Navalny and Putin, the double challenge

By Nina Bachkatov

The latest episode concerning Alexei Navalny’s return to Moscow came on 18 January, when his lawyer tweeted that the City Court of Khimki decided to detain him for a month. He is accused of “systematic failure” to respect a 2014 tribunal decision giving him a suspended sentence under the condition that he would report twice a month to the police.

In theory, he might be sent to prison to serve his 3,5 years suspended sentence. But the unexpected decision to keep him for a month in Khimki opens the doors for mutual judicial and political intrigues. If only because, the decision cannot be taken in police premises and that nobody believes official explanations that this exception it due to the Covid compulsory quarantine.

In the meantime, both the Kremlin and the star opponent have been thrown into a contest between egos in which the Kremlin lost its nerves and Navalny took a gamble without mastering all the elements.

Escalations

The red flag was raised in Moscow, with successive declarations by the Federal Prison Service and the Prosecutors, backed by the predictable accusations of foreign plots by the Foreign Ministry. In November, the prosecutor had announced the opening of a probe into claims that Navalny embezzled 5 million euros of donations to his anti-corruption group, which could lead to a 10-Year sentence. Then, on 29 December, the Federal Prison Service had declared that the opponent has failed to respect his parole and might have to serve his three-and-a-half-year suspended sentence. They put him on a wanted list.

The “Berlin’s resident” got the message, and concluded that he had the choice between being a free man abroad or being in jail in Russia – and that he wanted none of that. Navalny being Navalny, he took the gamble and decided to return to Moscow, fortified by international support and national attention. He expected troubles, but not being trapped in a police building, 40 km away of Moscow, at the risk of being turned into an emigree inside his own country, at the risk of missing not only September 2021 parliamentary elections, but also March 2024 presidential campaign.

Failed agenda

The problem is that, for all his bravery, Navalny did not master a key element in politics – the agenda. For the moment, the international attention is focused on Washington and the challenges facing president Biden – not on Moscow. Public opinion wants their leaders to focus on anything else than defeating the Covid and rebuilding their countries. So are the Russians who were even not thinking of elections because campaigns usually start a couple of months ahead of the voting day. They are suspicious of people supported from abroad, and further foreign sanctions linked to Navalny’s case designed to further degrade their economic situation would hurt Navalny more than Putin. A small, but growing, majority of Russians became uncomfortable with the poisoning story.

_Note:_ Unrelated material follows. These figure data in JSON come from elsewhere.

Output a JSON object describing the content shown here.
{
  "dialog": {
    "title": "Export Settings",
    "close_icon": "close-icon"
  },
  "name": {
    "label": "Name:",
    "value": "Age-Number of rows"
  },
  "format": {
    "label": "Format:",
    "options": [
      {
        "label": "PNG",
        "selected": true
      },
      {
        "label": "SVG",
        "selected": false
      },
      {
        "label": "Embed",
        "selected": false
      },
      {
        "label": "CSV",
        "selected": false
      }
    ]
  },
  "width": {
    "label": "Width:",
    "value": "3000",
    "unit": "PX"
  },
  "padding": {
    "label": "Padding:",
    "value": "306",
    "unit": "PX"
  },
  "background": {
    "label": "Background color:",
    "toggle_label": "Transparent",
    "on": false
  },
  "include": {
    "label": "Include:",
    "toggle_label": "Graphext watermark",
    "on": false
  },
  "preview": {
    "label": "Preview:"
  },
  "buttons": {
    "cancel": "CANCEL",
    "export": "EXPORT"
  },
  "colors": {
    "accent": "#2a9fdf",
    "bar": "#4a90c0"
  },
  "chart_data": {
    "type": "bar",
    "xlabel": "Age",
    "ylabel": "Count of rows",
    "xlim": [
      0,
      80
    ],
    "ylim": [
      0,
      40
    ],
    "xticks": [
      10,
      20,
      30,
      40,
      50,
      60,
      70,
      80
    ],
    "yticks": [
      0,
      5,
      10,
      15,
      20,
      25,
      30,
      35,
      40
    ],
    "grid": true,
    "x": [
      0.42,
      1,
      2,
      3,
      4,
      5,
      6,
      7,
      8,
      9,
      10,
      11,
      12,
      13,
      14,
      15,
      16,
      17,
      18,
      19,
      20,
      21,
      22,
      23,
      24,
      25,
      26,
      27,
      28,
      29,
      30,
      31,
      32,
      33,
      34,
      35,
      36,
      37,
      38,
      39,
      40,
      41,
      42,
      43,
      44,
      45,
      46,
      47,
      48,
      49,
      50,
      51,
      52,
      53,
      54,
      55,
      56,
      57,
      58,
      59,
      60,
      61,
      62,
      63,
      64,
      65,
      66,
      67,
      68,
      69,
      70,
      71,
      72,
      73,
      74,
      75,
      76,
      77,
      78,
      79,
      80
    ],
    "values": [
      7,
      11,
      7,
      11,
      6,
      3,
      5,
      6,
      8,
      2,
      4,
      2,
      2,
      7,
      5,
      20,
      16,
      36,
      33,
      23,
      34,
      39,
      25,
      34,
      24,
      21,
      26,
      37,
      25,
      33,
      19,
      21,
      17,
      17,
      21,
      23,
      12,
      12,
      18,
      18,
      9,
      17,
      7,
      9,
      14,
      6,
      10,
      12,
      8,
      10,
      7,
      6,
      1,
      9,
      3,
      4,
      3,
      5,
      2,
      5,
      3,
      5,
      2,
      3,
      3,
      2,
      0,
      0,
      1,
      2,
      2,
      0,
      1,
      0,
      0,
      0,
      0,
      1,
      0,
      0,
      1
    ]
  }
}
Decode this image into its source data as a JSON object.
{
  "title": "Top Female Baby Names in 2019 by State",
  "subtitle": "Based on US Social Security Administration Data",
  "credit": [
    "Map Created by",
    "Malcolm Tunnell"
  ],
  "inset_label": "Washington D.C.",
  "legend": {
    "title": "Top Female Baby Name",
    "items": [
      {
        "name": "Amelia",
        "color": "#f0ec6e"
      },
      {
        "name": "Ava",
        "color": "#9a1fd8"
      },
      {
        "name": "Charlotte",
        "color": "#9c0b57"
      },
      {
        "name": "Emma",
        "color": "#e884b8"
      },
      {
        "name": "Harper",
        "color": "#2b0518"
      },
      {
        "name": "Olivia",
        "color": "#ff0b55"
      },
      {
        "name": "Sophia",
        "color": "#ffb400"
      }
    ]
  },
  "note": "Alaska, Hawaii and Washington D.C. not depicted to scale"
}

Among other elements that Navalny and his team under-estimated, one can mention the narrative around the return of Navalny that ought to have kept a fuller historical perspective. Most of the Russians do not need a propaganda machine to feel unease with the picture of an opponent, put with German help on a plane, with the intend to change Russia’s regime. It sends back to images of the return of Lenin in 1917 to save German interests at the cost of a bloody revolution.

All that gives new substance to remarks among opposition circles that, perhaps, they need a fresh figure, new approaches and proposals.

Political future

In short, Navalny’s gamble raises questions about his own political future as a leader of an opposition. Despite the limited success of his calls “Meet me (at the airport)”, he reacted to the decision to detain him for a month by calling people to take the streets in support. But many Russians want more than shouting against Putin, even if they dislike him, and are afraid of violence in their cities. Among the opposition, there have been disagreements about his abrasive manners, his tendency to play it too personal, the limits of a campaign based on anti-corruption exposures in a country where the vast majority of people expect their leaders, and the elites around them, to be corrupted in a way or another. If he stops to be a rallying figure, his position can be in jeopardy.

Some Western analysts, inspired by opposition circles, reflect those doubts by toying with the idea that Navalny’s wife, Yulia, might be a Russian version of Belarus’ Svetlana Tikhanovskaya, who took over the role of a jailed husband. It looks quite extravagant bearing in mind that Tikhonov, contrary to Navalny, was himself an amateur; that he was arrested a few weeks before presidential elections, not nine months before parliamentary ones. And, more importantly, that the Russian opposition has plenty of potential female leaders with more experience than being the wife of a persecuted opponent.